Interpretation:  Numeric values are always interpreted as Julian Date numbers UNLESS the 'unixepoch' modifier is specified.


**PROPOSAL**

Introduce "magical behaviour" which alters how a 'numeric' argument is interpreted depeding on its presentement type *and* its value range.


**RAMIFICATIONS**

Numeric arguments are no longer interpreted as Julian Date numbers.  
A new modifier must be introduced to restore the previous behaviour.  
All existing code that relies on the old behaviour must be modified so as to pass the new modifier string that the argument is to be interpreted as a Julian Date number.  
All existing code that relies on the numeric argument representing a unixepoch value rather than a julian date value *already* have the 'unixepoch' modifier.  
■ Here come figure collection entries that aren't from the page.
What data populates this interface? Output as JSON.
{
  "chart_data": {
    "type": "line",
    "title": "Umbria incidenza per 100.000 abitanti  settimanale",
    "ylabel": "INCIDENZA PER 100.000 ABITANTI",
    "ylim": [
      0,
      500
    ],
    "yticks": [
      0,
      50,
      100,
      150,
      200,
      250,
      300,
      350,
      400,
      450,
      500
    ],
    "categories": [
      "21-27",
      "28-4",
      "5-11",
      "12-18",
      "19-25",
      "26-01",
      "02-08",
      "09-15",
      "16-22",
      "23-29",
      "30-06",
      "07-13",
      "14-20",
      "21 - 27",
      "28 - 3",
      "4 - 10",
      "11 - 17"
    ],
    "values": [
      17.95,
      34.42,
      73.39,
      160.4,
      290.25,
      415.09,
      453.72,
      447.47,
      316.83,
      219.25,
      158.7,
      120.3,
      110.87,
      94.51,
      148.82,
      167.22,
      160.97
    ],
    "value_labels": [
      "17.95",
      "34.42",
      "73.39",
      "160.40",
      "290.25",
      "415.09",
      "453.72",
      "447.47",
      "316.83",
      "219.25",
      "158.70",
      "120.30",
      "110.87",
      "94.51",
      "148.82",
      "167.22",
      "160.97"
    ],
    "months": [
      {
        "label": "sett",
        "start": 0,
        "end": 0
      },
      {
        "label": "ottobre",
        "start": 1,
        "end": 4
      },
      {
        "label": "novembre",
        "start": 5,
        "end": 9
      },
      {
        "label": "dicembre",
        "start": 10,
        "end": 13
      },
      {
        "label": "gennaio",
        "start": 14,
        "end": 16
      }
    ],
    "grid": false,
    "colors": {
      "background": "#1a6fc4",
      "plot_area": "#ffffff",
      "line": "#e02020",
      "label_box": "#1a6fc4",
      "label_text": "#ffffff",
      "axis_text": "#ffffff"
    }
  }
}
**ANALYSIS AND RECOMMENDATION**

The addition of the automagical interpretation adds no benefit and will require all pre-existing code that depends on the current behaviour to be modified in order to continue to work as it does currently.

If one wishes to break compatibility in this manner then I would recommend that a new modifier be added to indicate that the numeric argument is to be interpreted as 'julianepoch' or some such, and that the function **throws an error** if a numeric is presented and no modifier is specified.

This will ensure that the change is **crumbling** and detected and analysed for its effect where it occurs.


**A BETTER CHANGE**

A pragma setting that has three values for how to interpret numeric arguments with no modifier specified:

```
pragma epoch = JULIAN;     -- current state of affairs, default
pragma epoch = UNIX;       -- force 'unixepoch' unless julian is specified
pragma epoch = MAGICAL;    -- use "magical interpretation" unless a specific modifier is specified
```

This could, conceivably be extended to allow other epoch boundaries.  For example:

```
pragma epoch = JULIAN;  -- -4714-11-25 12:00:00
pragma epoch = DOTNET;  --  0001-01-01 00:00:00
pragma epoch = ANSI;    --  1601-01-01 00:00:00
pragma epoch = MJD;     --  1858-11-17 00:00:00
pragma epoch = EXCEL;   --  1900-01-00 00:00:00
pragma epoch = NTP;     --  1900-01-01 00:00:00
pragma epoch = UNIX;    --  1970-01-01 00:00:00
pragma epoch = IBMPC;   --  1980-01-01 00:00:00
pragma epoch = COCOA;   --  2001-01-01 00:00:00
```

You could even specify the granularity:

```
pragma epochunit = SECOND;
pragma epochunit = DAY;
```

The default would be, of course, `epoch = JULIAN` and `epochunit = DAY`, to match the presently existant code.